Suppose that Smith elects to contest the will on grounds of undue influence (I also assume that the will nominates Jones as personal representative). Smith has to officially petition the court, saying what the legal grounds for contesting the will are. There is a law about disputing wills, but in general the procedure is the same for all civil disputes. Smith may decide to say "It's unfair, I didn't get enough money" (that is not a legally sufficient basis for setting aside a will). Jones can petition the court to dismiss Smith's complaint. The court may decide that there are valid questions of fact or law behind the contesting petition, or they may grant the request to dismiss the petition. Dismissal basically means "there isn't enough reason to even hear this case".

"Probable cause" usually relates to criminal cases, but can be involved in civil cases such as Badell v. Beeks. It is a "judgment call", answered this way:

The question of probable cause is to be determined in the light of those facts that the accuser knows or reasonably believes to exist at the time when he acts.

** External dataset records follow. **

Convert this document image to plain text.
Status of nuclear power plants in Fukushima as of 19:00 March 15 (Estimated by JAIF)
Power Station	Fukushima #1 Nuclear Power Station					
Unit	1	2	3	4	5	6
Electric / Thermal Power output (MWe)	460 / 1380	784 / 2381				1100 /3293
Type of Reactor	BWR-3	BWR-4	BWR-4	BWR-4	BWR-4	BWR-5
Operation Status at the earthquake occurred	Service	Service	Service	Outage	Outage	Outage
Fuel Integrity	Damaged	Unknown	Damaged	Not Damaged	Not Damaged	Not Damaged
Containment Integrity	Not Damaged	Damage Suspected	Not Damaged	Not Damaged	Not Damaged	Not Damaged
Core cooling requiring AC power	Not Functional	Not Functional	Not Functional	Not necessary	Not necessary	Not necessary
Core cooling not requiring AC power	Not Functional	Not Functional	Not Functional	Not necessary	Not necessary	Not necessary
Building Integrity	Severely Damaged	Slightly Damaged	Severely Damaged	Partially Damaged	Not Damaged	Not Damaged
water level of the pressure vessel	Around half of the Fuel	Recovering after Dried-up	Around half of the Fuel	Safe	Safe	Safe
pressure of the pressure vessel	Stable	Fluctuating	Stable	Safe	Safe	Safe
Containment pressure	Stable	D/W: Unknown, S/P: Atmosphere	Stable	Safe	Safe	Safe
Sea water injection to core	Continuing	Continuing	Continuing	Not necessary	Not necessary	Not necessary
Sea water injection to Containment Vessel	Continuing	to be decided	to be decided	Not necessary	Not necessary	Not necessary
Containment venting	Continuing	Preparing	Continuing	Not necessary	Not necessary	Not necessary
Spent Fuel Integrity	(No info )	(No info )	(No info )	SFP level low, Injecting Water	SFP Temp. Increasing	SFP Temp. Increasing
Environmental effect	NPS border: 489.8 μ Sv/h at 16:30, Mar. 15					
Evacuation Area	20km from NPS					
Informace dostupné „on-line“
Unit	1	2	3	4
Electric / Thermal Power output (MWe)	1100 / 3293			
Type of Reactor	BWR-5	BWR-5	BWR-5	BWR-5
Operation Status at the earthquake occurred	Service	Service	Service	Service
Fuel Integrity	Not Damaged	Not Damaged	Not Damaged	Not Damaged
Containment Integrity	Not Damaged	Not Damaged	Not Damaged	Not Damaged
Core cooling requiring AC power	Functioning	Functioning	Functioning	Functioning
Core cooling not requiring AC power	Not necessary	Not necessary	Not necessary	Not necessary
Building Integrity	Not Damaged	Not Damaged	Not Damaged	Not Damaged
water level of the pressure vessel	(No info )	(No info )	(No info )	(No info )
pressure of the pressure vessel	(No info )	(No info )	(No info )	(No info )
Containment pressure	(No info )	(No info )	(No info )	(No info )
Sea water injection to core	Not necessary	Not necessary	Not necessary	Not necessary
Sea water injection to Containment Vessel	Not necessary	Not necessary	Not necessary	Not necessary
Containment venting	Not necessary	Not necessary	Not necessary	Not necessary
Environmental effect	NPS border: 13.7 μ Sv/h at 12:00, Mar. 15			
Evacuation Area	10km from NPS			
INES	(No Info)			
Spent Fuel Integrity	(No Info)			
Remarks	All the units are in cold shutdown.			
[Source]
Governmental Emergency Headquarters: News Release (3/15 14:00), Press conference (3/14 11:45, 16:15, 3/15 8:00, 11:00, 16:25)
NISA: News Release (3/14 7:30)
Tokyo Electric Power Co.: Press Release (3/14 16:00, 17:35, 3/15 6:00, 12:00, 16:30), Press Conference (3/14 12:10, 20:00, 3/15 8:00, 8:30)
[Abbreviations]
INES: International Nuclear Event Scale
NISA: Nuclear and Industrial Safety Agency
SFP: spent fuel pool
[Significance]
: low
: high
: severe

His subsequent discovery of exculpatory facts does not indicate a lack of probable cause for initiating the proceedings, although he may make himself liable by subsequently taking an active part in pressing the proceedings.

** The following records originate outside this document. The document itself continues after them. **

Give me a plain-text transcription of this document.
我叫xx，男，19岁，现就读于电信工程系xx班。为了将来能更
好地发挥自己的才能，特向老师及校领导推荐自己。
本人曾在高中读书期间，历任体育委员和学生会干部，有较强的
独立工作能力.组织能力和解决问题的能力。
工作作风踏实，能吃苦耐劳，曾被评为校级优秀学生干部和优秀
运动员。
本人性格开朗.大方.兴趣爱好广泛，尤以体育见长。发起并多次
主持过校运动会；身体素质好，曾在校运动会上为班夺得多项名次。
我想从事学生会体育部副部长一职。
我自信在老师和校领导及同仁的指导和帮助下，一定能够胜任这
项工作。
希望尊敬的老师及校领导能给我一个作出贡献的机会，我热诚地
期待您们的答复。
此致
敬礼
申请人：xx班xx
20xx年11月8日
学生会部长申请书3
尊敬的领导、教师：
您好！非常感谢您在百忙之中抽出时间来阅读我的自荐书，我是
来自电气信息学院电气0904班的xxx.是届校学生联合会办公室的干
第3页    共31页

In this case, Jones might conclude that Smith lacked probable cause and will not distribute the required share to Smith. Smith could then sue, and there would be a trial over the legality of the non-disbursal of property. Jones has a duty to sue, as personal representative (if Jones does not sue, Doe, a beneficiary, may sue Jones). Now the court has to decide if there was probable cause. Either the judge makes that decision, or the jury does (bench trials and jury trials both exist under Idaho civil law). The court does not volunteer judgments when there is no case, so somebody has to initiate an action where the question of probable cause needs to be determined. The personal representative doesn't "decide" that, but they have to believe it to the point of filing suit (it could be anyone else with standing, like cousin Billy).